Stamattina, l’Africa si è svegliata al suono dell’ennesimo colpo di mano militare della sua storia. Stavolta, il protagonista è la Guinea, il poverissimo stato dell’Africa occidentale che, nella sua storia, ha conosciuto solamente due presidenti, entrambi provenienti dalle Forze Armate. A séguito della morte del 74enne capo di stato Lansana Conte, avvenuta ieri notte probabilmente per motivi di salute, l’esercito ha annunciato di aver preso il controllo del Paese e di aver sciolto Parlamento, governo, partiti e sindacati.
“Al momento la situazione nella capitale Conakry è tranquilla, la gente non è scesa per strada e attende gli sviluppi della situazione”, fa sapere a Panorama.it il giornalista Abdoulaye Conde, direttore del giornale locale La Nouvelle Tribune. “Il Comitato che ha preso il potere è composto da giovani ufficiali dell’esercito, che hanno accusato le istituzioni politiche di essere le responsabili dello stato disastrato della nostra economia. Finora, nessun leader politico ha reagito”. Intenzione del Comitato sarebbe quella di nominare un presidente militare e un premier civile, che saranno responsabili della transizione attraverso la nomina di un governo. Stanchi del malgoverno di Conte, colpevole di aver precipitato nella miseria il Paese primo produttore di bauxite al mondo, ricchissimo di risorse idriche e minerarie, i giovani militari avrebbero deciso di avviare un nuovo corso. Utilizzando però i vecchi sistemi della politica guineana.
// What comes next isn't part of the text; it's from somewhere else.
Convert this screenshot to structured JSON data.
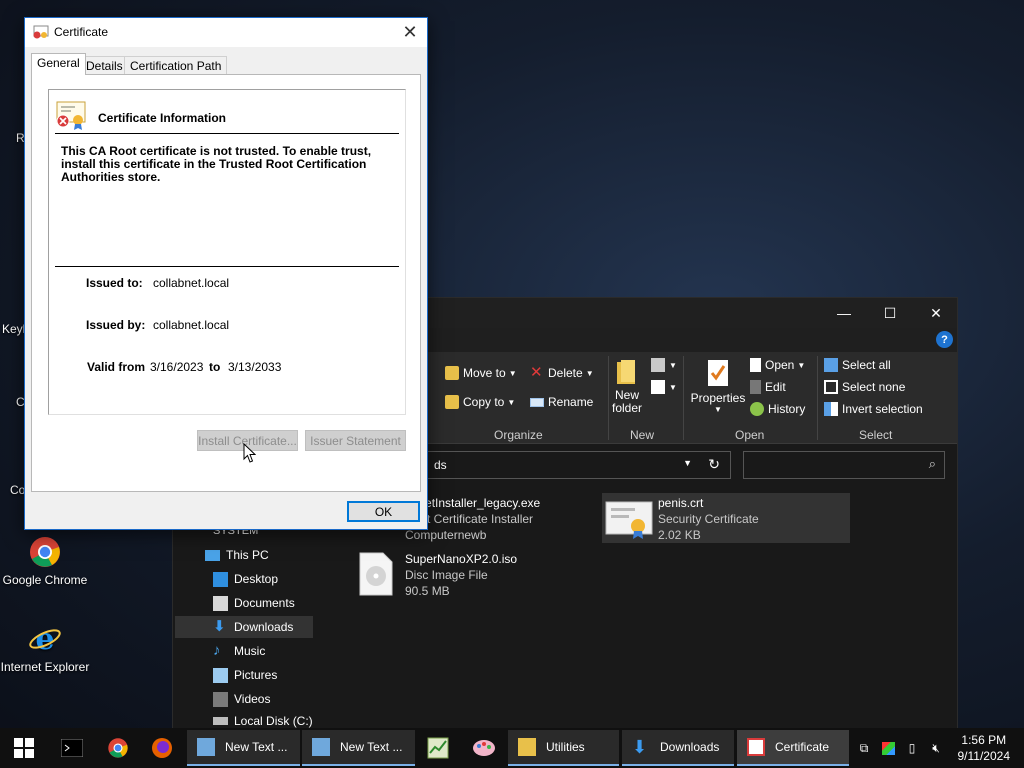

Nonostante i progressi politici realizzati dall’Africa, alcuni Paesi non sono stati toccati dalla ventata di democrazia che ha investito il continente negli ultimi vent’anni. La Guinea è uno di questi: indipendente dal 1958, grazie a quel Sekou Toure che ebbe il coraggio di affrancare il Paese dalla madrepatria francese, la Guinea cominciò il suo calvario molto presto. Isolato a livello internazionale, Toure sposò il comunismo avviando una repressione sistematica degli oppositori politici e instaurando un regime del terrore. Alla sua morte, nel 1984, l’allora ufficiale dell’esercito Lansana Conte prese il potere grazie a un colpo di stato. E se da allora la macchina repressiva si è allentata consentendo ai guineani di respirare, l’economia non si è mai ripresa dai disastri del precedente regime. Oggi il Paese è al collasso, i servizi di base sono scadenti e la disoccupazione è alta.
Il colpo di mano di oggi sarà l’alba di un nuovo corso per il Paese? “Il Comitato ha annunciato di voler allestire un governo competente, ora bisognerà capire l’atteggiamento della comunità internazionale”, prosegue Conde. L’Unione Africana per ora tace, facendo solo sapere di seguire con interesse gli sviluppi politici. Ma dubitare dell’ennesimo colpo di mano dei militari è lecito, visti i precedenti. Fumatore incallito e malato da tempo di diabete, negli ultimi anni l’autoritario Conte aveva ridotto il Paese alla paralisi, licenziando primi ministri a suo piacimento e disattendendo con regolarità tutti gli accordi presi con l’opposizione e i sindacati. Nel febbraio 2007, le manifestazioni organizzate dall’opposizione contro la crisi economica e l’operato dello stesso presidente furono represse nel sangue, provocando più di 180 morti secondo le cifre fornite dalle locali associazioni dei diritti umani. Ora la popolazione attende, nella speranza che quello appena iniziato sia veramente un nuovo corso.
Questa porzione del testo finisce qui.